Following measures taken by European governments to protect banks from the financial crisis, French PM Francois Fillon announced Wednesday that the government would create a new "legal structure" to save failing banks.
France's Prime Minister Francois Fillon asked lawmakers Wednesday to give legal backing to his government's promise to step in rapidly to support failing banks with cash bail-outs.
France's new programme is the latest in a patchwork of emergency measures taken by European governments to protect banks from the financial meltdown, ranging from deposit guarantees to full nationalisations.
Addressing a parliamentary debate on the banking crisis, Fillon said France had already stepped in to partly buy out the failing Franco-Belgian bank Dexia as an emergency measure but wanted a "legal structure" for future rescues.

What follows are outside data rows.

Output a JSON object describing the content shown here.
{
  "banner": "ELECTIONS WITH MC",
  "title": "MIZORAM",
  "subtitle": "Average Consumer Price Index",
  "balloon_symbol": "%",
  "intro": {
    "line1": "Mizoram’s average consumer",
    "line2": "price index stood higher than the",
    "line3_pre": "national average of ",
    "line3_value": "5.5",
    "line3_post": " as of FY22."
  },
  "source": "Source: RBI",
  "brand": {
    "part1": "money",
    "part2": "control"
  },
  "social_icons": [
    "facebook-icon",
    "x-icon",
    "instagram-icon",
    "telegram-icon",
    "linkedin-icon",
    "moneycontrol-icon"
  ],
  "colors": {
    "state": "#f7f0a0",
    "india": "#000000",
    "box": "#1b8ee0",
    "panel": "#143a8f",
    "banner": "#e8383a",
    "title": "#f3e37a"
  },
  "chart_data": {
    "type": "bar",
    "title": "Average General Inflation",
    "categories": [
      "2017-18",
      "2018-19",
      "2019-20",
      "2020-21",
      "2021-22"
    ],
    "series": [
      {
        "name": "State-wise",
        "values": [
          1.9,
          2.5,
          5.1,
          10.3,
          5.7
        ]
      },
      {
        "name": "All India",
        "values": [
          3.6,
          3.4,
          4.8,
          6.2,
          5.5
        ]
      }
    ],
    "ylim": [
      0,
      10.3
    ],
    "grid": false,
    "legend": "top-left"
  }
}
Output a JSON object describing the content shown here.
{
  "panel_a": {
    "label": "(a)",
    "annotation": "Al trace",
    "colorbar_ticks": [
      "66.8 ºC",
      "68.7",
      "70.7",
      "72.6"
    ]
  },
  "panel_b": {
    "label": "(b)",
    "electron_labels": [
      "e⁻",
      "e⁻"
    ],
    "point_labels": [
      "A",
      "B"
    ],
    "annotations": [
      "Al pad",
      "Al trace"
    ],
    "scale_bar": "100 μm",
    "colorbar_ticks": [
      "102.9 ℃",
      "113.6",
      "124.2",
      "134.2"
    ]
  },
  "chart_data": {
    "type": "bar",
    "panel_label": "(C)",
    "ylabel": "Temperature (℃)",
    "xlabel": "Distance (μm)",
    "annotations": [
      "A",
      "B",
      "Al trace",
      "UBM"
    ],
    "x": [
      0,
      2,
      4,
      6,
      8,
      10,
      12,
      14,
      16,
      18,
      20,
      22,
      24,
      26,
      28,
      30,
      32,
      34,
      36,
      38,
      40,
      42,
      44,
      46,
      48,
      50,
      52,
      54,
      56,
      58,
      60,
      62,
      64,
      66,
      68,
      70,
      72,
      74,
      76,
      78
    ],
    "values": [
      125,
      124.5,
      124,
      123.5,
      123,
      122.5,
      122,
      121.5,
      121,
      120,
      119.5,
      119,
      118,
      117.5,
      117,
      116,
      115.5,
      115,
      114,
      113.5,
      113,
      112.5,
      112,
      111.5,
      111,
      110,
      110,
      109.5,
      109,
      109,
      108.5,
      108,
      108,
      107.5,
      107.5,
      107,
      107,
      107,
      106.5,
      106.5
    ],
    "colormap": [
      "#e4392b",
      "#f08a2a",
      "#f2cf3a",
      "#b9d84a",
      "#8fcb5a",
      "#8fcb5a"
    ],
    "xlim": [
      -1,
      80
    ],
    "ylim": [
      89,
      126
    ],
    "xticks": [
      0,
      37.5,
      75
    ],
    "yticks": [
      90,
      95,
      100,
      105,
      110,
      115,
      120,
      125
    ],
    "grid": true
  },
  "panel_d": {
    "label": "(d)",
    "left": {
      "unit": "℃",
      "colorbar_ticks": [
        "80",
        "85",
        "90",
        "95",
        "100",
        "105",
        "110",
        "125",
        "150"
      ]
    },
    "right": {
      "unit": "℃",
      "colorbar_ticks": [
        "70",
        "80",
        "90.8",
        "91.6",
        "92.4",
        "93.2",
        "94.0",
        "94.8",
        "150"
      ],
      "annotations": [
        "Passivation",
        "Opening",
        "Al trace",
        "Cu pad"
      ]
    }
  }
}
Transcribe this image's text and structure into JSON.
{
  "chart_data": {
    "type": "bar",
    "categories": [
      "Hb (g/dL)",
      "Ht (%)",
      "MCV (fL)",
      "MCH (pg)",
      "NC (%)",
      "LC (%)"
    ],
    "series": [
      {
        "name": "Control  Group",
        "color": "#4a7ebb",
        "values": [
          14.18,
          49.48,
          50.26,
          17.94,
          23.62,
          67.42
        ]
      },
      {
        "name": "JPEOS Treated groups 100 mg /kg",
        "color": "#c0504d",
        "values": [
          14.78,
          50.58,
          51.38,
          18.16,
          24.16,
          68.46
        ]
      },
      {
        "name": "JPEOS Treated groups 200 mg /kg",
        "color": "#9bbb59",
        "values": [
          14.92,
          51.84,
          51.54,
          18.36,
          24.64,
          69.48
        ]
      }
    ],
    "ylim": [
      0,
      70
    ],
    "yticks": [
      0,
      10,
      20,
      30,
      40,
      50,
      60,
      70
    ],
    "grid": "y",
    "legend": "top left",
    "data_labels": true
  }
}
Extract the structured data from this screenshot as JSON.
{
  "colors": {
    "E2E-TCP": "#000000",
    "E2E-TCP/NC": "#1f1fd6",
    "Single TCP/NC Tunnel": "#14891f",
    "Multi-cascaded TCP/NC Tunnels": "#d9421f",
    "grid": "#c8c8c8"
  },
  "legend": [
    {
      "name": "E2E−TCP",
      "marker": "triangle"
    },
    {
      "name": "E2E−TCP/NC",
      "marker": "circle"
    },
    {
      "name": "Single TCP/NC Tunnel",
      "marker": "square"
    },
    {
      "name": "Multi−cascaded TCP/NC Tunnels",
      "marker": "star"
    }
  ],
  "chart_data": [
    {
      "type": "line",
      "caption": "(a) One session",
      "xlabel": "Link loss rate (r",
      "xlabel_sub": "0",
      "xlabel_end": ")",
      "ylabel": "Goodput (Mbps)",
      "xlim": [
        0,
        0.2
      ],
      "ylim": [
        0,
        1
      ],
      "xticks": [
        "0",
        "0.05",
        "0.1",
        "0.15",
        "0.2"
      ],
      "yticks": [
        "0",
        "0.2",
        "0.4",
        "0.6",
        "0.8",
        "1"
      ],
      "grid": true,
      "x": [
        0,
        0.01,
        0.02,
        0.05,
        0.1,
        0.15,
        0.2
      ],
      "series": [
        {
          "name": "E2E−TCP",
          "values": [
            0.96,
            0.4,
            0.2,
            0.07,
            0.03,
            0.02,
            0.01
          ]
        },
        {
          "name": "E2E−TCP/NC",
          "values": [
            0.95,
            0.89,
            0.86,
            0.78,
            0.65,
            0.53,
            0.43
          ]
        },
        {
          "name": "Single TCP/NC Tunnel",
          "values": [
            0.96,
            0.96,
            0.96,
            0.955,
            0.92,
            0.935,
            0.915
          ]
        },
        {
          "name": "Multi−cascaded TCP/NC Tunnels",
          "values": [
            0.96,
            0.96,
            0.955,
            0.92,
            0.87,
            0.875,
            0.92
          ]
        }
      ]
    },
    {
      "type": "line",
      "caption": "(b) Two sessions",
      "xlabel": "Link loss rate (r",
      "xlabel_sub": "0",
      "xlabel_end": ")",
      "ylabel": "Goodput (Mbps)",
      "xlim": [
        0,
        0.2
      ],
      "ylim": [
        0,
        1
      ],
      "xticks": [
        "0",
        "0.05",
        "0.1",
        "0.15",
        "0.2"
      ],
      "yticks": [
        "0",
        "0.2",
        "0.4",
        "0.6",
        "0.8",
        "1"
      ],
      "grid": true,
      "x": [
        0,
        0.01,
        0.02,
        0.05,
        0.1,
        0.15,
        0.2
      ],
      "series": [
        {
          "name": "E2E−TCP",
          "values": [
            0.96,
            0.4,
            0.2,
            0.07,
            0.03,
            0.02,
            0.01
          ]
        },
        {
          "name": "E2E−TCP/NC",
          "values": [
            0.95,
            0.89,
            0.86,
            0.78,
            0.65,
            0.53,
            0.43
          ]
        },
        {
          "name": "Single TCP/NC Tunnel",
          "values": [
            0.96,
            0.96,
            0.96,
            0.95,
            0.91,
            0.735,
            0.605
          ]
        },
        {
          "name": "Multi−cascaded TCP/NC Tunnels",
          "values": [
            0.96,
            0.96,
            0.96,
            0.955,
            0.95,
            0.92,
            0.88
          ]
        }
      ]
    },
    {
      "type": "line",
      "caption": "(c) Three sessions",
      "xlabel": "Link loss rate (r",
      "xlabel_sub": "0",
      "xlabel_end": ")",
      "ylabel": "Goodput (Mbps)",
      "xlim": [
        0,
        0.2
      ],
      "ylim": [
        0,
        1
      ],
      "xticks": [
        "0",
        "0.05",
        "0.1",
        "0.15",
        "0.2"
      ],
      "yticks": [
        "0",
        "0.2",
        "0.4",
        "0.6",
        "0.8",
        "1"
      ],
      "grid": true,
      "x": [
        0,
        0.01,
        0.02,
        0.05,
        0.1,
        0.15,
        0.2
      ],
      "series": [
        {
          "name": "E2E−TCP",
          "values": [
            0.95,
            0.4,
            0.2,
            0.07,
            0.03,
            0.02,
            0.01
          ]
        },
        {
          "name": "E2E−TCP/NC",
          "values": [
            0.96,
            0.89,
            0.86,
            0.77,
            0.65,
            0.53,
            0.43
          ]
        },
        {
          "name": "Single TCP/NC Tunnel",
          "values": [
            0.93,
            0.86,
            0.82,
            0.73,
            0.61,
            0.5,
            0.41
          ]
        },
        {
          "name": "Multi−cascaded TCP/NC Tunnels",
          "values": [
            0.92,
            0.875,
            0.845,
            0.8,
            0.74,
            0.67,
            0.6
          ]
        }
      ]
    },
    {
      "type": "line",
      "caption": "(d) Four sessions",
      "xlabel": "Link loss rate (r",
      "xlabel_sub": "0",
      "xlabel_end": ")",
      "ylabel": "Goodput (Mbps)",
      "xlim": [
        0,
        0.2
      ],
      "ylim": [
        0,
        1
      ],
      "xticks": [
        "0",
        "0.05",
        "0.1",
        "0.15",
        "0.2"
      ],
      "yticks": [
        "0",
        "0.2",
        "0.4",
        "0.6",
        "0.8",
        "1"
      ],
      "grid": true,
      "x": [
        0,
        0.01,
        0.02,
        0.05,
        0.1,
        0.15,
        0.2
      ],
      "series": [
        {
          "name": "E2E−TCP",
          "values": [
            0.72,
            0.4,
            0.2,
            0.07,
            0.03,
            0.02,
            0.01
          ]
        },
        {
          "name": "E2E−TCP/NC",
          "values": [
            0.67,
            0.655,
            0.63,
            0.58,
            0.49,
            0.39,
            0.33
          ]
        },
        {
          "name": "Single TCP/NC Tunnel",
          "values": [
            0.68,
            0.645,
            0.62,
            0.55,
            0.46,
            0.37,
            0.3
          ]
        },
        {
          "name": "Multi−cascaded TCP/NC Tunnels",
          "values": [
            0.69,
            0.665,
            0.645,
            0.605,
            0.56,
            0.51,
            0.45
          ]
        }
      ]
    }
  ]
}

"In order that it can have all the necessary capital to hand for any future interventions that prove necessary, the government will ask parliament to vote to attach an explicit state guarantee to the finance bill," he said.
"We wanted to create the conditions for confidence to return to the banking system and ensure that banks start lending to each other once again," he said.
President Nicolas Sarkozy has pledged that no French bank will be allowed to collapse amid the recent financial crisis, despite a squeeze on liquidity that has seen interbank lending grind to a halt and sent shares into a tailspin.